The flow testing of oil and gas reservoirs is a critical operation used by operators in both openhole and cased hole applications. The information gained from openhole Drill Stem Tests (DST); permeability, flow rates, skin damage and water production is used to confirm well deliverability and justifies casing the well. Alternately many wells are production tested afier being cased to gather additional well information establishing reservoir limits and the presence of wellbore skin damage. In wells with large pay zones (horizontal), production tests are often used to selectively determine the source of well production, hydrocarbon or water, to allow remedial workovers.
Although well testing is common in nearly all reservoirs, the testing of sour gas wells and horizontal wells is still a significant challenge for operators and service companies alike. The testing ofsour wells has been very limited due to the concerns of H,S embrittlement of drillpipe and overall wellsite safety as sour gas is produced to surface. In most cases, without DST data, operators must rely on limited geological and openhole log evaluation to establish well deliverability allowing justification to case the well. In horizontal wells the challenge is to selectively test the horizontal section in the well and use this information to implement remedial stimulation to improve production.
This paper will review a new technology which uses an inflatable straddle packer tool deployed into vertical or horizontal wells using a "Coil-in-Coil" coiled tubing string configuration. An electrical conductor is located inside the inner string which allows for "real time" formation evaluation and tool operation. The inner coil string is used for all wellflow and stimulation operations, with the coil-in coil annulus utilized for circulation operations and packer element inflation. More importantly, the outside string also provides for pressure monitoring, flow containment and well control in the unlikely event of a failure of the inner string.

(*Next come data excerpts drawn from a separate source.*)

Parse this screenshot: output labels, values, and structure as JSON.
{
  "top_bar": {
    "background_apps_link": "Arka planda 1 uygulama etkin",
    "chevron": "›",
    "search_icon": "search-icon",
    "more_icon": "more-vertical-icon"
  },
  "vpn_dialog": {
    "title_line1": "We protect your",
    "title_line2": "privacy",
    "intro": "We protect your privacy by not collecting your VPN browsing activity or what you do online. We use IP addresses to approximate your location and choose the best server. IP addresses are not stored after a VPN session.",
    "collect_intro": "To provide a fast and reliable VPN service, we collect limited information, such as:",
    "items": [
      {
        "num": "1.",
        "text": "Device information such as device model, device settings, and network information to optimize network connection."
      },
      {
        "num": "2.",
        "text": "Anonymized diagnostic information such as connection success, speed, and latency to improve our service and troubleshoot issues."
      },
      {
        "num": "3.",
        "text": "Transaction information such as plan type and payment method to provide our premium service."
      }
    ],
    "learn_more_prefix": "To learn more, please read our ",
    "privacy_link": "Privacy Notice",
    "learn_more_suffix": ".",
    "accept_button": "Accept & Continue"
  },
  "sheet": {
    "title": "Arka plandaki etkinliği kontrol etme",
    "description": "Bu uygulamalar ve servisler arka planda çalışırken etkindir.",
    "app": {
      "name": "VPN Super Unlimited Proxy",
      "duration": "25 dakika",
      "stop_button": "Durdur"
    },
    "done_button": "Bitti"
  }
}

The testing of wells has been part of the oil and gas business since the first oil wells were drilled many, many years ago. After drilling a well to the target formation, many operators will undertake a flow test of the formation of interest using DST tools run back into the well on the drillpipe. This drillpipe, often empty, is positioned over the zone of interest and then the packer elements are expanded through pipe rotation or setdown weight. A valve in the DST tool is opened allowing formation fluids to enter the evacuated drillpipe and if adequate bottom hole pressure (BHP) and flow capacity is present, this results in well production to surface. If however the BHP is not sufficient, the well will continue to flow into the drillpipe until its hydrostatic pressure equals the reservoir pressure. The tools are then closed and recovered from the well and the produced fluid is measured and analyzed. In the early years of DST use, only well flow data was available. This information combined with openhole logs, was valuable in the confirmation that well potential was sufficient to warrant casing the well and pursuing a completion.